Deidentified patient-level data from a large real-world US-based database was utilized in the study. Those included were those with mccRCC who received any PD-(L)1-based combination in the first line, followed by second-line treatment with cabozantinib monotherapy or with PD-1/L1 inhibitors. The data set consisted of 12,285 patients with metastatic RCC, 348 of whom met eligibility and were therefore included in the analysis.
The end points evaluated in the study included real-world time to next therapy (rwTTNT) and real-world overall survival (rwOS) by second line.
The study adjusted for patient characteristics and found that combining cabozantinib with PD-(L)1 inhibitors showed similar results to cabozantinib alone as a second-line treatment. The hazard ratios for progression-free survival and overall survival were 0.74 (95% CI, 0.49-1.12) and 1.15 (95% CI, 0.73-1.79), respectively, meaning there was no statistically significant difference in benefit between the 2 groups.
From the start of second-line therapy, the median rwTTNT was 7.5 months (95% CI, 6.9-8.7) among those given cabozantinib alone vs 12 months (95% CI, 10-not estimable [NE]) for those given a PD-(L)1 inhibitor in addition to cabozantinib. Following propensity score matching weighting, 8.5 months was the median rwTTNT (95% CI, 7.1-12) in the cabozantinib monotherapy arm vs 12 months (95% CI, 10-NE) in the PD-(L)1 inhibitor plus cabozantinib arm.
The median rwOS from the initiation of second-line therapy was 17 months (95% CI, 14-22) and 21 months (95% CI, 12-NE) in the cabozantinib alone and PD-(L)1 inhibitor with cabozantinib arm, respectively. After propensity score matching weighting, the median rwOS was 20 months (95% CI, 16-25) and 21 months (95% CI, 12-31) between arms, respectively.

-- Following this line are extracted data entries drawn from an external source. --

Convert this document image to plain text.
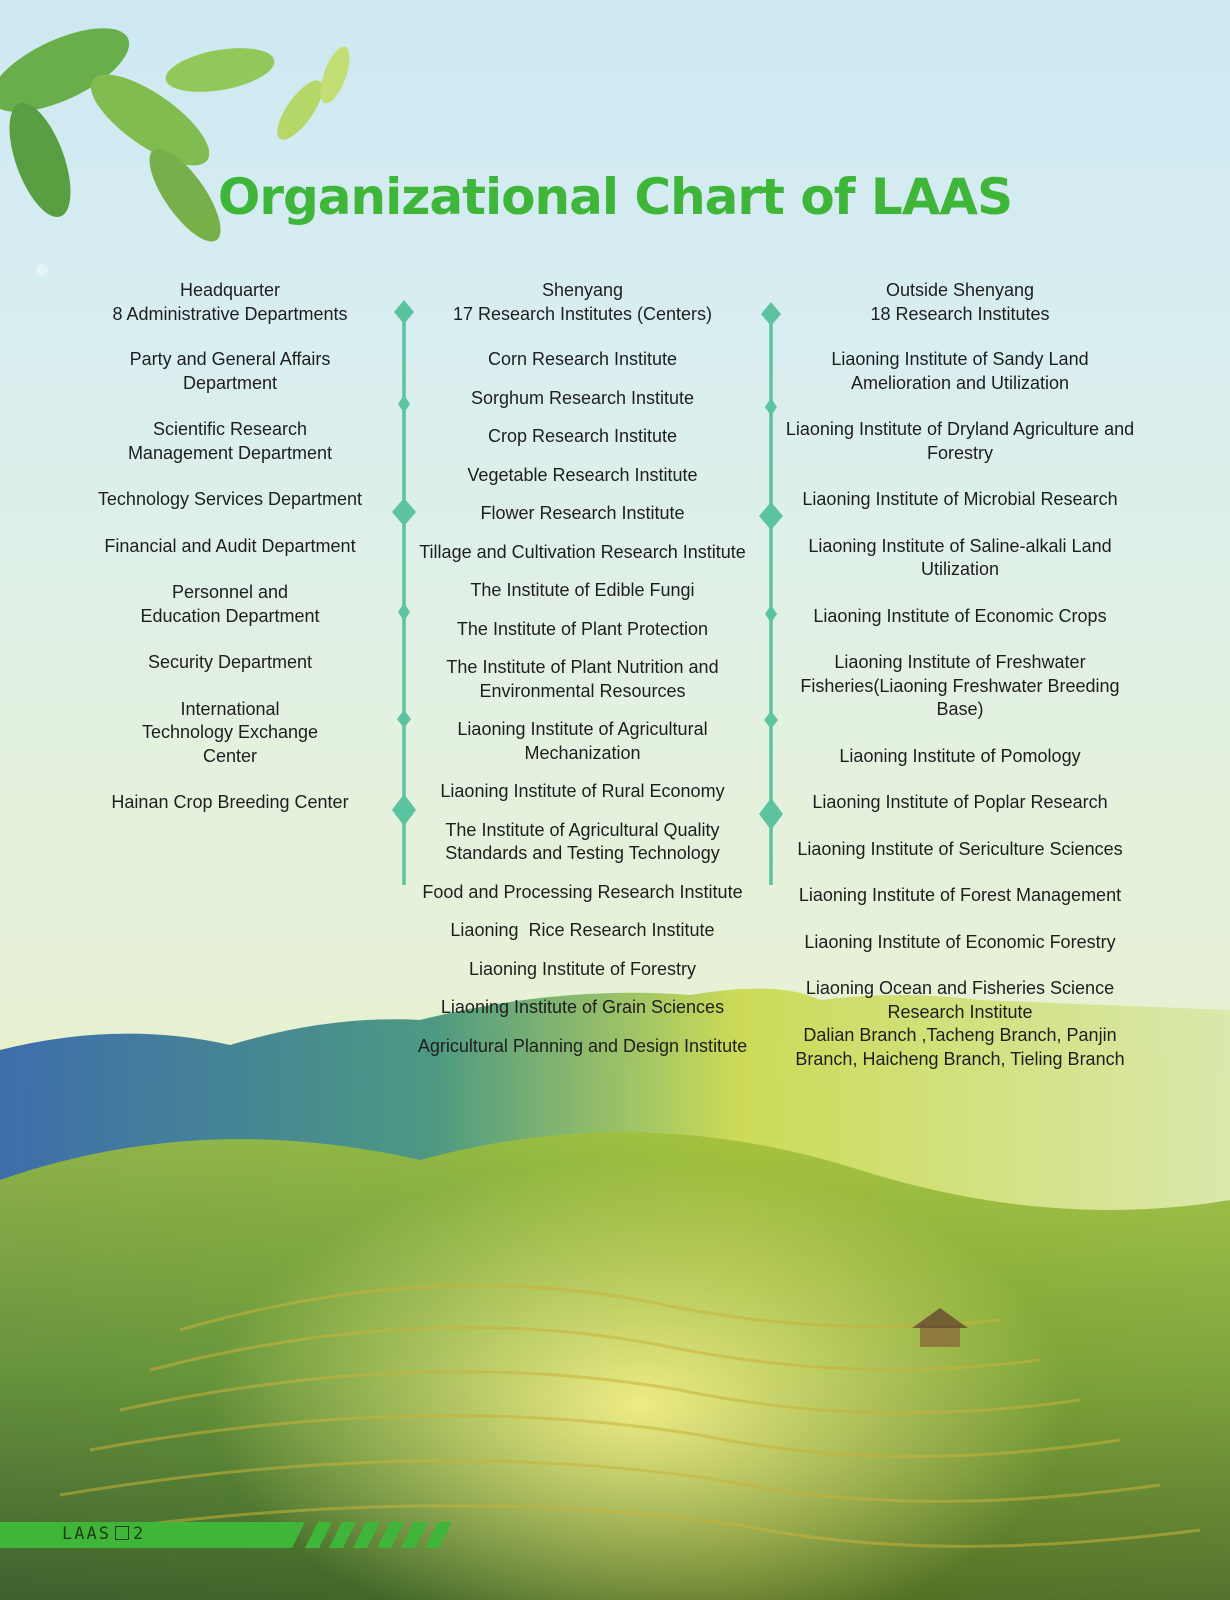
Organizational Chart of LAAS
Headquarter
8 Administrative Departments
Party and General Affairs Department
Scientific Research Management Department
Technology Services Department
Financial and Audit Department
Personnel and Education Department
Security Department
International Technology Exchange Center
Hainan Crop Breeding Center
Shenyang
17 Research Institutes (Centers)
Corn Research Institute
Sorghum Research Institute
Crop Research Institute
Vegetable Research Institute
Flower Research Institute
Tillage and Cultivation Research Institute
The Institute of Edible Fungi
The Institute of Plant Protection
The Institute of Plant Nutrition and Environmental Resources
Liaoning Institute of Agricultural Mechanization
Liaoning Institute of Rural Economy
The Institute of Agricultural Quality Standards and Testing Technology
Food and Processing Research Institute
Liaoning  Rice Research Institute
Liaoning Institute of Forestry
Liaoning Institute of Grain Sciences
Agricultural Planning and Design Institute
Outside Shenyang
18 Research Institutes
Liaoning Institute of Sandy Land Amelioration and Utilization
Liaoning Institute of Dryland Agriculture and Forestry
Liaoning Institute of Microbial Research
Liaoning Institute of Saline-alkali Land Utilization
Liaoning Institute of Economic Crops
Liaoning Institute of Freshwater Fisheries(Liaoning Freshwater Breeding Base)
Liaoning Institute of Pomology
Liaoning Institute of Poplar Research
Liaoning Institute of Sericulture Sciences
Liaoning Institute of Forest Management
Liaoning Institute of Economic Forestry
Liaoning Ocean and Fisheries Science Research Institute
Dalian Branch ,Tacheng Branch, Panjin Branch, Haicheng Branch, Tieling Branch

LAAS 2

"The next steps will be to evaluate what other therapies can provide additional or synergistic benefits in combination with VEGF-TKIs in second line after prior treatment with PD-1/L1 based therapies. Some potential strategies may be combining them with HIF inhibitors, other TKIs and antibodies which have activity in clear cell renal cell carcinoma," added Swami.